22 MODEL COMPARISONS Under ML, Can perform hypothesis tests on β and θ. Full and reduced model comparisons can be carried out using a likelihood ratio test, as usual, assuming asymptotic normality. Non-nested models can be compared using penalized likelihood criteria, like AIC or BIC.
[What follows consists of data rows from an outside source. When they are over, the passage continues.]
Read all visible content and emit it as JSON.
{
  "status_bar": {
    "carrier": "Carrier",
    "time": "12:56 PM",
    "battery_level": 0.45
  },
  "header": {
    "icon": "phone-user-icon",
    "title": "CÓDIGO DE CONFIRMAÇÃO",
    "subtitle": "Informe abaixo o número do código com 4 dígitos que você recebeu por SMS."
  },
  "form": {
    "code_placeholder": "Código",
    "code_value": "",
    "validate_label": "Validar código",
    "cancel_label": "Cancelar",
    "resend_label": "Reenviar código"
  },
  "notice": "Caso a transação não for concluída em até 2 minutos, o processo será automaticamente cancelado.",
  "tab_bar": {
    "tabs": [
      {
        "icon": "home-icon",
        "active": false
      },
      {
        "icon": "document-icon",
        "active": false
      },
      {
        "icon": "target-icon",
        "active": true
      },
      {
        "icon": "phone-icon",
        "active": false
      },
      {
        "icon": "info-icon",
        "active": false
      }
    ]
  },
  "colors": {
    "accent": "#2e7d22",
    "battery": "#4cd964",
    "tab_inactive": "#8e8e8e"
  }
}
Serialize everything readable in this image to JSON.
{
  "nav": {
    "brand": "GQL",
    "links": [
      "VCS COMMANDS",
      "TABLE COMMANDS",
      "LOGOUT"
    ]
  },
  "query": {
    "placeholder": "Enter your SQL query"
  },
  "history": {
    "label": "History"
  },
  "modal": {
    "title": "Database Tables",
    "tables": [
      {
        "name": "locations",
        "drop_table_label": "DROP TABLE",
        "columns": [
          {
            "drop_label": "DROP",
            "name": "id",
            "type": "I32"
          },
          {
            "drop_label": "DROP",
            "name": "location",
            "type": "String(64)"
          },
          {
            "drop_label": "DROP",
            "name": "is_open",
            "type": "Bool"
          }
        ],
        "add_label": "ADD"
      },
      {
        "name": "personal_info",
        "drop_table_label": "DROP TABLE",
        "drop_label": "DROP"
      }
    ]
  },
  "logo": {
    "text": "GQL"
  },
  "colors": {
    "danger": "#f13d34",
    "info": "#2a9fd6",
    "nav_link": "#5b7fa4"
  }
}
23 MODEL COMPARISONS Under ML, Can perform hypothesis tests on β and θ. Full and reduced model comparisons can be carried out using a likelihood ratio test, as usual, assuming asymptotic normality. Non-nested models can be compared using penalized likelihood criteria, like AIC or BIC. Under REML, Hypotheses about θ can be tested as long as the compared models differ only in their covariance structure. Comparisons can be made using AIC or BIC, using the restricted likelihood in the computation.

24 NON-GAUSSIAN DATA For continuous data that are skewed or have bounded support, we can try to transform the data to make it more Gaussian and then use the methods we ve discussed. For discrete data, like counts or binary indicators, we don t often have that luxury. Instead, we rely on spatial generalized linear mixed models (GLMMs).

25 SPATIAL GENERALIZED LINEAR MIXED MODELS (GLMMS) Assume that we have a latent, stationary Gaussian random field e GP{0, C(h; θ)}. Then, conditional on e(s), Y( ) is an independent process with conditional mean E[Y(s) e(s)] = µ(s). Finally, for some link function g, we write g [µ(s)] = X(s)β + e(s). We use this to form a likelihood function L(β, θ; Y) and proceed as before.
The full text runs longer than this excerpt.